Dallas HEXTELL looked like any other healthy toddler when he appeared on the "Today" show on March 11 -- walking, clapping, laughing, waving to his mom.
But just nine months earlier, cerebral palsy had kept Dallas, now 2, from crawling, sitting up or reaching other milestones of child development.
Dallas' parents attribute his remarkable improvement to an experimental treatment using an infusion of his own umbilical-cord blood, saved at the wish of his parents in a private bank at his birth.

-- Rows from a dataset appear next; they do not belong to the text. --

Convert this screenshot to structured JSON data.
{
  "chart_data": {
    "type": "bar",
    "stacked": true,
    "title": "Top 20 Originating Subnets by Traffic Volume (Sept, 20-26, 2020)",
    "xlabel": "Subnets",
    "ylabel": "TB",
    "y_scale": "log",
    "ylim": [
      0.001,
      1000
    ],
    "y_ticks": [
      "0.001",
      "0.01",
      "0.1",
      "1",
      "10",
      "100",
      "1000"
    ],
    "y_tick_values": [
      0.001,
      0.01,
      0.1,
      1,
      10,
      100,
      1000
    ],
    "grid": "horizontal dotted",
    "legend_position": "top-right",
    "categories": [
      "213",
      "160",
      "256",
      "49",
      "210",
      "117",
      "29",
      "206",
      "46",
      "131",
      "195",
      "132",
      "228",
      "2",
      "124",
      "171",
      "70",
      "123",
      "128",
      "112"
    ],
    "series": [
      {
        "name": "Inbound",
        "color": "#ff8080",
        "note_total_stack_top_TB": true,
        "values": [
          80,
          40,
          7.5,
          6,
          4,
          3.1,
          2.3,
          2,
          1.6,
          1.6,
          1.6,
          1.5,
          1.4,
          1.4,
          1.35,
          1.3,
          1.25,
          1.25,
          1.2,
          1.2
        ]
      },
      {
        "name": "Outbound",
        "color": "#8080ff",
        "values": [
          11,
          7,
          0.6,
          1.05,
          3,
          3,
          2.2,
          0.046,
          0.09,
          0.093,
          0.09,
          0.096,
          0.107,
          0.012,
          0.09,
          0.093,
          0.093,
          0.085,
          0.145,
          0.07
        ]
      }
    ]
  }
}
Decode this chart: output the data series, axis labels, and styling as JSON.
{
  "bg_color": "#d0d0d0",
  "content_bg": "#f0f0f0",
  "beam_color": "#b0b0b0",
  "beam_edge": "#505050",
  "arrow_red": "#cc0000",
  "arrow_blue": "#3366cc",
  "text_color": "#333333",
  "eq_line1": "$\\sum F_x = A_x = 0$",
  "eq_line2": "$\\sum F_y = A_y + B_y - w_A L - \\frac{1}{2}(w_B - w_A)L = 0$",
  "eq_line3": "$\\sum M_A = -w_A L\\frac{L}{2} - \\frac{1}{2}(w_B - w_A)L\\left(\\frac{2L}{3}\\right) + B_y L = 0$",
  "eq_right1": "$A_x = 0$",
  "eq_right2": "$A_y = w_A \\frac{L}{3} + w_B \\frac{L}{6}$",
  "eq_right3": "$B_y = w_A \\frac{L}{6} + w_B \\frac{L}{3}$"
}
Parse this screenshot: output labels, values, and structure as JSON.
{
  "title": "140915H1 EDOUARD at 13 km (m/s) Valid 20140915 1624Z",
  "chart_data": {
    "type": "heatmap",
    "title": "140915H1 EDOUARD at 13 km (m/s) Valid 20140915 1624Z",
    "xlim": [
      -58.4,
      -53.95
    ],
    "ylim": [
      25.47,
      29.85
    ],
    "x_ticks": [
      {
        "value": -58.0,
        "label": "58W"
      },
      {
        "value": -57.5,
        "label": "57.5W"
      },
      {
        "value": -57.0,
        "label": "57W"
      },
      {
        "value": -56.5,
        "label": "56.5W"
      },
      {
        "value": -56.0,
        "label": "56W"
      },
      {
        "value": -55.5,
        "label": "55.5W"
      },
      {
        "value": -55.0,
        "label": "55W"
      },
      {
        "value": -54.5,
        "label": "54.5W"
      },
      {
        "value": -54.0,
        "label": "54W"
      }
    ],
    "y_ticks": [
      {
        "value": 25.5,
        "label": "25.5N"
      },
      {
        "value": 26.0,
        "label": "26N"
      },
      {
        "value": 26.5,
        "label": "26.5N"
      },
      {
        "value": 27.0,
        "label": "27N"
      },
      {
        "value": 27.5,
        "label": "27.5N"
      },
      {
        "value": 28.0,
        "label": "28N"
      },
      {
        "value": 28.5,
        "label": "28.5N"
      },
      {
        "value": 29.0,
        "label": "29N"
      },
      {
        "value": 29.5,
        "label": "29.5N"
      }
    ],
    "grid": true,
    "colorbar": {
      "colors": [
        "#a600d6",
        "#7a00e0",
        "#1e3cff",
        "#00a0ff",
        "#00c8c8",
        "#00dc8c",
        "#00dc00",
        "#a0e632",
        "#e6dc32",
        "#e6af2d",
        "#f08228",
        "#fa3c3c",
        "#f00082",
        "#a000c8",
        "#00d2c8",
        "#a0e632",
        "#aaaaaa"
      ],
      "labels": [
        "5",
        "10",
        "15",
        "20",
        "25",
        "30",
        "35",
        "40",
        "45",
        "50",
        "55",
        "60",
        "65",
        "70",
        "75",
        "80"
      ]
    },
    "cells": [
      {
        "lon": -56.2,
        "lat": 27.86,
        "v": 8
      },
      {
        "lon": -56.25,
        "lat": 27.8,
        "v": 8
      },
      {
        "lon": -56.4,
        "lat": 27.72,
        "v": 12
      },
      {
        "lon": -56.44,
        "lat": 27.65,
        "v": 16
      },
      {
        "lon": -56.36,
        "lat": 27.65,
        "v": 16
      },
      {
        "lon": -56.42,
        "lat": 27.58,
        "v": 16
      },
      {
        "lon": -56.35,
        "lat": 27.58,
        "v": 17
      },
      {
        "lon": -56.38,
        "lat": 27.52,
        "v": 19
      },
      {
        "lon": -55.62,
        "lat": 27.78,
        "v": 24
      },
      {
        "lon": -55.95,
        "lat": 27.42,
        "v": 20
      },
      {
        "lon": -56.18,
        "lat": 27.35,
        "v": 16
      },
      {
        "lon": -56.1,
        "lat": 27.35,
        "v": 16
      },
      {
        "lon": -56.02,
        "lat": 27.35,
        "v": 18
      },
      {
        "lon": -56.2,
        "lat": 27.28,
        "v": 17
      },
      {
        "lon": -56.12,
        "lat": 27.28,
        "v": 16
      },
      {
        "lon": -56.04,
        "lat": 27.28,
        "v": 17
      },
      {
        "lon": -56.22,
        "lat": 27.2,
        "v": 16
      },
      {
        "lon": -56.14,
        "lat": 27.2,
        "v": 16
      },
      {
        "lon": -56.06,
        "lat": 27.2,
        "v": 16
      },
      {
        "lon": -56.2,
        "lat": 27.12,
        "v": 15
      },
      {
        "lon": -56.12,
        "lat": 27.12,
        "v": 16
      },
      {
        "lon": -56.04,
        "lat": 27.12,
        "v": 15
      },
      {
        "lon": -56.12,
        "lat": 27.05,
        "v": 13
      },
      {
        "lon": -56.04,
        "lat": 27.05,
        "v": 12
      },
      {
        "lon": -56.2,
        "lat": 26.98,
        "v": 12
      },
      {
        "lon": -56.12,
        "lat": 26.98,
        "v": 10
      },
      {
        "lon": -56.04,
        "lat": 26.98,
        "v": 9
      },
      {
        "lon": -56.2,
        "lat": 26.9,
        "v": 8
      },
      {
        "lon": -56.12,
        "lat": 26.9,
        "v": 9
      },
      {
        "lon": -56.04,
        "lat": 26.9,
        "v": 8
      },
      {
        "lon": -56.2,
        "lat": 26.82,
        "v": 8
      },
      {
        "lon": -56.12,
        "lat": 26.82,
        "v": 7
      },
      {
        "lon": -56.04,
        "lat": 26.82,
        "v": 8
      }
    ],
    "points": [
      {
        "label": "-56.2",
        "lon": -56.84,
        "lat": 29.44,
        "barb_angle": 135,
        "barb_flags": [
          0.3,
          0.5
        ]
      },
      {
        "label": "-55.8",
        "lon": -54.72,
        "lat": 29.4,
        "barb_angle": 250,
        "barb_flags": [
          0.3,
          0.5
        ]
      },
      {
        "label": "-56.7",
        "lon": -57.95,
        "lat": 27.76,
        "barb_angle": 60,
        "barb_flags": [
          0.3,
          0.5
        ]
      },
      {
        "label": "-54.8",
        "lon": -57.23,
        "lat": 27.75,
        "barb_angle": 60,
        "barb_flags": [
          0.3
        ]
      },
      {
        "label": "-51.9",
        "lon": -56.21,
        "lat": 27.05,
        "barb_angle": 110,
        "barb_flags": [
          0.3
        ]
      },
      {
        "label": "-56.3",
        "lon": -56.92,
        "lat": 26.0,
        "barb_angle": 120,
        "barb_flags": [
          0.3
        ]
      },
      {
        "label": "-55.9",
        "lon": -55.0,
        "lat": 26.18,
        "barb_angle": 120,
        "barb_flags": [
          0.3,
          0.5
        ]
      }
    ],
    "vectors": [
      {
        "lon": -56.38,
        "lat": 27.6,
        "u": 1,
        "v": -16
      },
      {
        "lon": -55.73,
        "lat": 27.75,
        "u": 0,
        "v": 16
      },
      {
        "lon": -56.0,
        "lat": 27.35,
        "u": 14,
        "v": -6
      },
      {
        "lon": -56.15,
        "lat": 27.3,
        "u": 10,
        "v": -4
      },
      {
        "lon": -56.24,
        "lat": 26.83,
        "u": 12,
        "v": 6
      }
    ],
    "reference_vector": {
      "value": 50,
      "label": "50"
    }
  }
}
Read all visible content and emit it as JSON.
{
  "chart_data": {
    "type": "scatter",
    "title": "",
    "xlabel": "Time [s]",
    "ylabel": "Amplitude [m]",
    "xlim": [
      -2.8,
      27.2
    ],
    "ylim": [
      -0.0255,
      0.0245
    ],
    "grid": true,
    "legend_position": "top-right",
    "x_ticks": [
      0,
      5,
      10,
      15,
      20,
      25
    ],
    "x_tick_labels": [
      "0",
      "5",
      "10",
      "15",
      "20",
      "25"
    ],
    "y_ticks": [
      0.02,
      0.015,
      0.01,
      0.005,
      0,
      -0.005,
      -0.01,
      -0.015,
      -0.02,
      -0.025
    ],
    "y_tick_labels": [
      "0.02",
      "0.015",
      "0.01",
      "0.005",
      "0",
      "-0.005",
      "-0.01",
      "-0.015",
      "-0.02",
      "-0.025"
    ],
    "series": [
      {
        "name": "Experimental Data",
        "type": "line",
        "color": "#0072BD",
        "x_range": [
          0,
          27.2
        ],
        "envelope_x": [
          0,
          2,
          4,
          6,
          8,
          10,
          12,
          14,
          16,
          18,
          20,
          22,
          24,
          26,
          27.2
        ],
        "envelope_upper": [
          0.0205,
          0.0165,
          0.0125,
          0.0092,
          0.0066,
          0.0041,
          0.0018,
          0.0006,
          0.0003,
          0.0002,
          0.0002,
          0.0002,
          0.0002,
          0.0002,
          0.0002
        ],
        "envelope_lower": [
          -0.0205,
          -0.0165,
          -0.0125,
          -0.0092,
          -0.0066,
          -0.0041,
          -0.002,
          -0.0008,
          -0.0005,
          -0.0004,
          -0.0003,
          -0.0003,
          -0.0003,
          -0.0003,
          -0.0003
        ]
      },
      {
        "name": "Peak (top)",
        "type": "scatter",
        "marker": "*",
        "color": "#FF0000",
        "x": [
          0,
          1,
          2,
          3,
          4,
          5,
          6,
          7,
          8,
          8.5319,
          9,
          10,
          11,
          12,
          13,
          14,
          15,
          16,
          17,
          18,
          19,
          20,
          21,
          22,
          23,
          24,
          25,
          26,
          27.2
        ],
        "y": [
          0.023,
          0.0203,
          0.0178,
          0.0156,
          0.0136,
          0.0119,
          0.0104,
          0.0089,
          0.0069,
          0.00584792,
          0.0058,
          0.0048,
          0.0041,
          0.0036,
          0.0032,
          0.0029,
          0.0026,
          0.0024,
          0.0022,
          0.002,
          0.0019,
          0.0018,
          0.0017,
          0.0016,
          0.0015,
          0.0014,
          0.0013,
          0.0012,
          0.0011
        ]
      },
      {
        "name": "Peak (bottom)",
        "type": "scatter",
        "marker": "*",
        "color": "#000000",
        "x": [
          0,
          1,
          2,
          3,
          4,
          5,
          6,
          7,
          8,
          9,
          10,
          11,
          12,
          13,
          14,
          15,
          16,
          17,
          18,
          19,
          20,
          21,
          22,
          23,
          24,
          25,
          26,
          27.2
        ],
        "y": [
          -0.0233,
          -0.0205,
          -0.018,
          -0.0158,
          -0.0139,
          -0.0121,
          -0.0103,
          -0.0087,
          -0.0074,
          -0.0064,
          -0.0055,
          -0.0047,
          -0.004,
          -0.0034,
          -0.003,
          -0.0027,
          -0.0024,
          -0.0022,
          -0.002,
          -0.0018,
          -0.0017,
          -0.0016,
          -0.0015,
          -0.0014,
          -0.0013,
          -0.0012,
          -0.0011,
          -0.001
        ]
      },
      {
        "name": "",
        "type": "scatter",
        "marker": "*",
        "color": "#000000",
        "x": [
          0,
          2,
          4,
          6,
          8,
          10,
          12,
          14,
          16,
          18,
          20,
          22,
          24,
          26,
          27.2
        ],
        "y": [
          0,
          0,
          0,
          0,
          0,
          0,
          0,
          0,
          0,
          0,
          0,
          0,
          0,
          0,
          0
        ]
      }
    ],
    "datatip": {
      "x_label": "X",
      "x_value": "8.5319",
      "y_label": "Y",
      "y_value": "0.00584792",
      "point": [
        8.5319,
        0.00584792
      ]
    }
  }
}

But cerebral palsy and stem cell experts warn that no one knows yet just how well the treatment has worked or whether it will work for others with his condition.
"We would love for research like this to put us out of business," said Dr. Dara Richardson-Heron, national medical director for United Cerebral Palsy. But until more research is done, she said, "it's important to be cautiously optimistic."
About one of 278 children in the United States has cerebral palsy, a motor disability caused by brain damage.
The biggest risk factors for the condition are prematurity, an infection of the amniotic fluid and oxygen deprivation during gestation or birth.
Cord blood has been used with great success as an alternative to bone marrow transplantation to treat cancer and blood disorders such as sickle cell anemia. It can also be used to treat a class of rare but fatal inherited metabolic disorders called lysosomal storage diseases.
But evidence that the stem cells that reside in this blood can travel throughout the body and incorporate into organs fuel the hope that their use can someday be expanded to the regeneration of many damaged tissues.
This hope has led to an increasing interest by parents to save their child's cord blood in private, for-profit banks, as Dallas' parents did.
Dallas was treated as part of a clinical trial at Duke University and is one of 12 children with cerebral palsy who has undergone the procedure so far. The trial is based on animal studies in which cord-blood cells injected into rabbits with a cerebral palsy-like condition traveled to the brain and lessened symptoms, in some cases preventing them altogether. The trial will ultimately study 40 children, tracking each child's progress for two years.